[Brussels, Belgium] — Kidney Disease: Improving Global Outcomes (KDIGO) is pleased to announce the publication of The 2025 Clinical Practice Guideline for the Management of Immunoglobulin A Nephropathy (IgAN) and Immunoglobulin A Vasculitis (IgAV) in Kidney International.
Co-chaired by Jürgen Floege, MD (Germany) and Brad Rovin, MD (United States), the guideline provides comprehensive, evidence-based recommendations for clinicians managing these common and complex kidney diseases, reflecting an unprecedented pace of scientific advancement in glomerular disease research.
IgAN is the most common primary glomerular disease and a leading cause of chronic kidney disease and kidney failure. IgAV, historically known as Henoch–Schönlein purpura, also carries significant risks for kidney damage, particularly in children. The new guideline integrates evidence from randomized controlled trials through August 2024 to provide clinicians with the most up-to-date recommendations for diagnosis, prognosis, and treatment.
A significant advance is the focus of management to simultaneously prevent or reduce IgA-containing immune complex (IgA-IC) formation and IgA-IC injury while treating the complications of IgAN-related kidney damage, including glomerular hyperfiltration and systemic hypertension.
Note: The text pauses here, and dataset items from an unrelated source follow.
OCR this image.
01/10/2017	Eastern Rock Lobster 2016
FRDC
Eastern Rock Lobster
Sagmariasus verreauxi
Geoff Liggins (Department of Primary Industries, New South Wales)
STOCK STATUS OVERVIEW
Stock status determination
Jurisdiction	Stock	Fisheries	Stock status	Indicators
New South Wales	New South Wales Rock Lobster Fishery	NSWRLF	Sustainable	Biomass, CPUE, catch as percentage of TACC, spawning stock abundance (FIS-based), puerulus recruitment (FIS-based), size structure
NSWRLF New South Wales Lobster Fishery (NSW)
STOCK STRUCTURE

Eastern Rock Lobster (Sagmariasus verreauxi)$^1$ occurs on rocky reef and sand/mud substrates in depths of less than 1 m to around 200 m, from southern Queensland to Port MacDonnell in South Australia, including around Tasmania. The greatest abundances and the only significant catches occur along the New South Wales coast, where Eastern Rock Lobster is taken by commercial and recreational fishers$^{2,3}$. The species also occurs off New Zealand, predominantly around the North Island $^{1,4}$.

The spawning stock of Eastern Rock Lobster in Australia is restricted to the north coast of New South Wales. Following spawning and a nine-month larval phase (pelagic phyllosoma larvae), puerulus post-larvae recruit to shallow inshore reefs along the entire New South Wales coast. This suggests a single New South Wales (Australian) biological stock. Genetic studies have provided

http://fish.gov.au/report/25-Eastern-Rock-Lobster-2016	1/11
Key recommendations include optimized use of ACEi or ARB for all patients, targeted-release budesonide (Nefecon) for those at risk of progressive loss of kidney function, and newer agents such as sparsentan (a dual endothelin angiotensin receptor antagonist) and sodium-glucose cotransporter-2 (SGLT2) inhibitors to manage responses to IgAN-induced nephron loss. The guideline also provides guidance for special situations such as IgAN with nephrotic syndrome, acute kidney injury, or rapidly progressive glomerulonephritis. Additional guidance for pregnancy planning and managing IgAN in children is also provided.
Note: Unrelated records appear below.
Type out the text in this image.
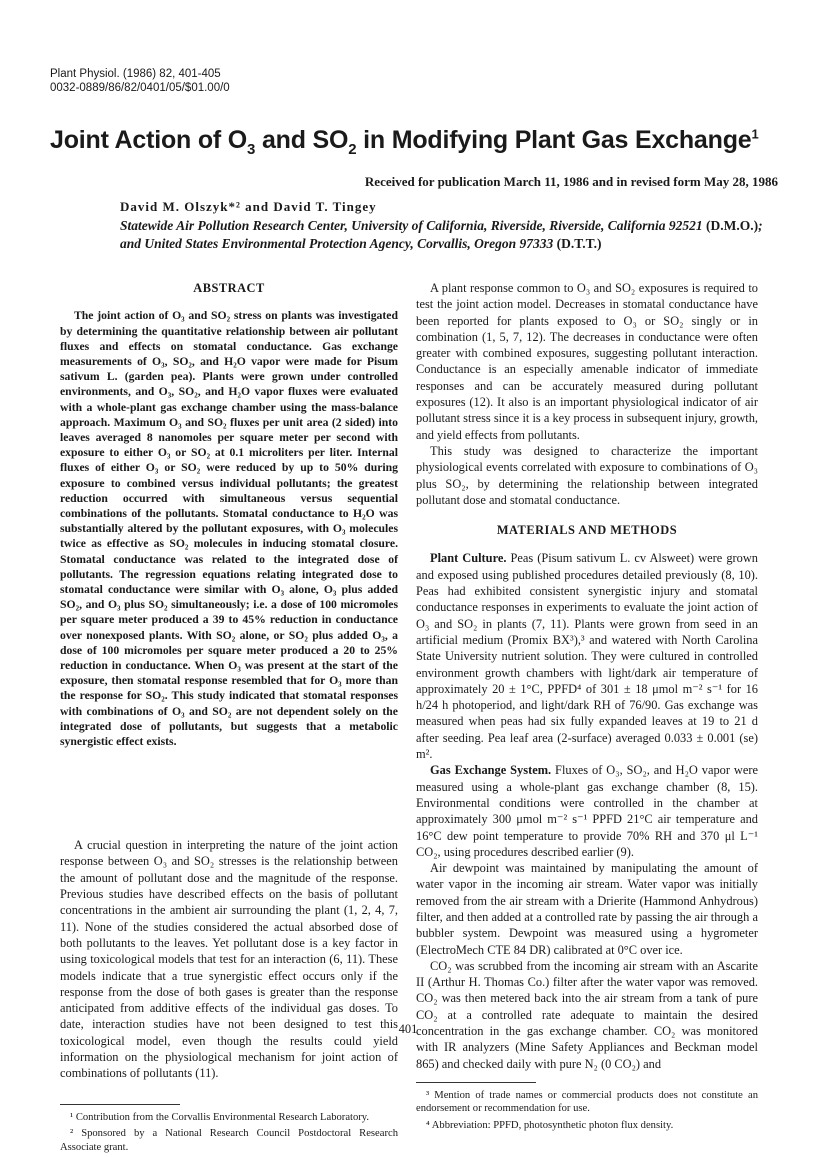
Plant Physiol. (1986) 82, 401-405
0032-0889/86/82/0401/05/$01.00/0
Joint Action of $O_3$ and $SO_2$ in Modifying Plant Gas Exchange$^1$
Received for publication March 11, 1986 and in revised form May 28, 1986
David M. Olszyk*² and David T. Tingey
Statewide Air Pollution Research Center, University of California, Riverside, Riverside, California 92521 (D.M.O.); and United States Environmental Protection Agency, Corvallis, Oregon 97333 (D.T.T.)
ABSTRACT

The joint action of O₃ and SO₂ stress on plants was investigated by determining the quantitative relationship between air pollutant fluxes and effects on stomatal conductance. Gas exchange measurements of O₃, SO₂, and H₂O vapor were made for Pisum sativum L. (garden pea). Plants were grown under controlled environments, and O₃, SO₂, and H₂O vapor fluxes were evaluated with a whole-plant gas exchange chamber using the mass-balance approach. Maximum O₃ and SO₂ fluxes per unit area (2 sided) into leaves averaged 8 nanomoles per square meter per second with exposure to either O₃ or SO₂ at 0.1 microliters per liter. Internal fluxes of either O₃ or SO₂ were reduced by up to 50% during exposure to combined versus individual pollutants; the greatest reduction occurred with simultaneous versus sequential combinations of the pollutants. Stomatal conductance to H₂O was substantially altered by the pollutant exposures, with O₃ molecules twice as effective as SO₂ molecules in inducing stomatal closure. Stomatal conductance was related to the integrated dose of pollutants. The regression equations relating integrated dose to stomatal conductance were similar with O₃ alone, O₃ plus added SO₂, and O₃ plus SO₂ simultaneously; i.e. a dose of 100 micromoles per square meter produced a 39 to 45% reduction in conductance over nonexposed plants. With SO₂ alone, or SO₂ plus added O₃, a dose of 100 micromoles per square meter produced a 20 to 25% reduction in conductance. When O₃ was present at the start of the exposure, then stomatal response resembled that for O₃ more than the response for SO₂. This study indicated that stomatal responses with combinations of O₃ and SO₂ are not dependent solely on the integrated dose of pollutants, but suggests that a metabolic synergistic effect exists.

A crucial question in interpreting the nature of the joint action response between O₃ and SO₂ stresses is the relationship between the amount of pollutant dose and the magnitude of the response. Previous studies have described effects on the basis of pollutant concentrations in the ambient air surrounding the plant (1, 2, 4, 7, 11). None of the studies considered the actual absorbed dose of both pollutants to the leaves. Yet pollutant dose is a key factor in using toxicological models that test for an interaction (6, 11). These models indicate that a true synergistic effect occurs only if the response from the dose of both gases is greater than the response anticipated from additive effects of the individual gas doses. To date, interaction studies have not been designed to test this toxicological model, even though the results could yield information on the physiological mechanism for joint action of combinations of pollutants (11).

¹ Contribution from the Corvallis Environmental Research Laboratory.

² Sponsored by a National Research Council Postdoctoral Research Associate grant.

A plant response common to O₃ and SO₂ exposures is required to test the joint action model. Decreases in stomatal conductance have been reported for plants exposed to O₃ or SO₂ singly or in combination (1, 5, 7, 12). The decreases in conductance were often greater with combined exposures, suggesting pollutant interaction. Conductance is an especially amenable indicator of immediate responses and can be accurately measured during pollutant exposures (12). It also is an important physiological indicator of air pollutant stress since it is a key process in subsequent injury, growth, and yield effects from pollutants.

This study was designed to characterize the important physiological events correlated with exposure to combinations of O₃ plus SO₂, by determining the relationship between integrated pollutant dose and stomatal conductance.

MATERIALS AND METHODS

Plant Culture. Peas (Pisum sativum L. cv Alsweet) were grown and exposed using published procedures detailed previously (8, 10). Peas had exhibited consistent synergistic injury and stomatal conductance responses in experiments to evaluate the joint action of O₃ and SO₂ in plants (7, 11). Plants were grown from seed in an artificial medium (Promix BX³),³ and watered with North Carolina State University nutrient solution. They were cultured in controlled environment growth chambers with light/dark air temperature of approximately 20 ± 1°C, PPFD⁴ of 301 ± 18 μmol m⁻² s⁻¹ for 16 h/24 h photoperiod, and light/dark RH of 76/90. Gas exchange was measured when peas had six fully expanded leaves at 19 to 21 d after seeding. Pea leaf area (2-surface) averaged 0.033 ± 0.001 (se) m².

Gas Exchange System. Fluxes of O₃, SO₂, and H₂O vapor were measured using a whole-plant gas exchange chamber (8, 15). Environmental conditions were controlled in the chamber at approximately 300 μmol m⁻² s⁻¹ PPFD 21°C air temperature and 16°C dew point temperature to provide 70% RH and 370 μl L⁻¹ CO₂, using procedures described earlier (9).

Air dewpoint was maintained by manipulating the amount of water vapor in the incoming air stream. Water vapor was initially removed from the air stream with a Drierite (Hammond Anhydrous) filter, and then added at a controlled rate by passing the air through a bubbler system. Dewpoint was measured using a hygrometer (ElectroMech CTE 84 DR) calibrated at 0°C over ice.

CO₂ was scrubbed from the incoming air stream with an Ascarite II (Arthur H. Thomas Co.) filter after the water vapor was removed. CO₂ was then metered back into the air stream from a tank of pure CO₂ at a controlled rate adequate to maintain the desired concentration in the gas exchange chamber. CO₂ was monitored with IR analyzers (Mine Safety Appliances and Beckman model 865) and checked daily with pure N₂ (0 CO₂) and

³ Mention of trade names or commercial products does not constitute an endorsement or recommendation for use.

⁴ Abbreviation: PPFD, photosynthetic photon flux density.

401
The guideline also highlights global challenges. Many regions with the highest prevalence of IgAN, such as Asia, remain underrepresented in clinical trials and face barriers to accessing newly approved therapies. KDIGO emphasizes the need for equity so that advances benefit all patients, not only those in resource-rich settings.
Recognizing the rapid pace of new discoveries, KDIGO is committed to updating this guideline on an ongoing basis. Work is already underway to review emerging data and integrate newly approved therapies as they become available, ensuring healthcare providers and patients have access to the most current guidance.
"This guideline represents a fundamental shift in how we approach IgA nephropathy," said Dr. Floege. "For the first time, we can simultaneously target the immune mechanisms that drive IgA-containing immune complex injury and the maladaptive responses of the kidney to nephron loss. This dual strategy provides clinicians with a scientifically grounded roadmap to slow disease progression and extend kidney survival in ways that were not possible just a few years ago."
"The science is moving faster than ever, and the treatment landscape for kidney diseases driven by IgA has changed dramatically," said Dr. Rovin. "We now have multiple approved therapies such as targeted-release budesonide, sparsentan, and SGLT2 inhibitors that allow us to intervene earlier and tailor care to each patient's needs. What makes this guideline so important is that it shows clinicians how to integrate the latest evidence with practical strategies to preserve kidney function and improve lives. With this update, we are entering a new era where these conditions are no longer managed with a single approach but with a toolkit of therapies that can truly change outcomes for people with these complex diseases around the world."
The KDIGO 2025 IgAN/IgAV Guideline is available on the Kidney International and KDIGO websites and will be published in the October print issue of Kidney International.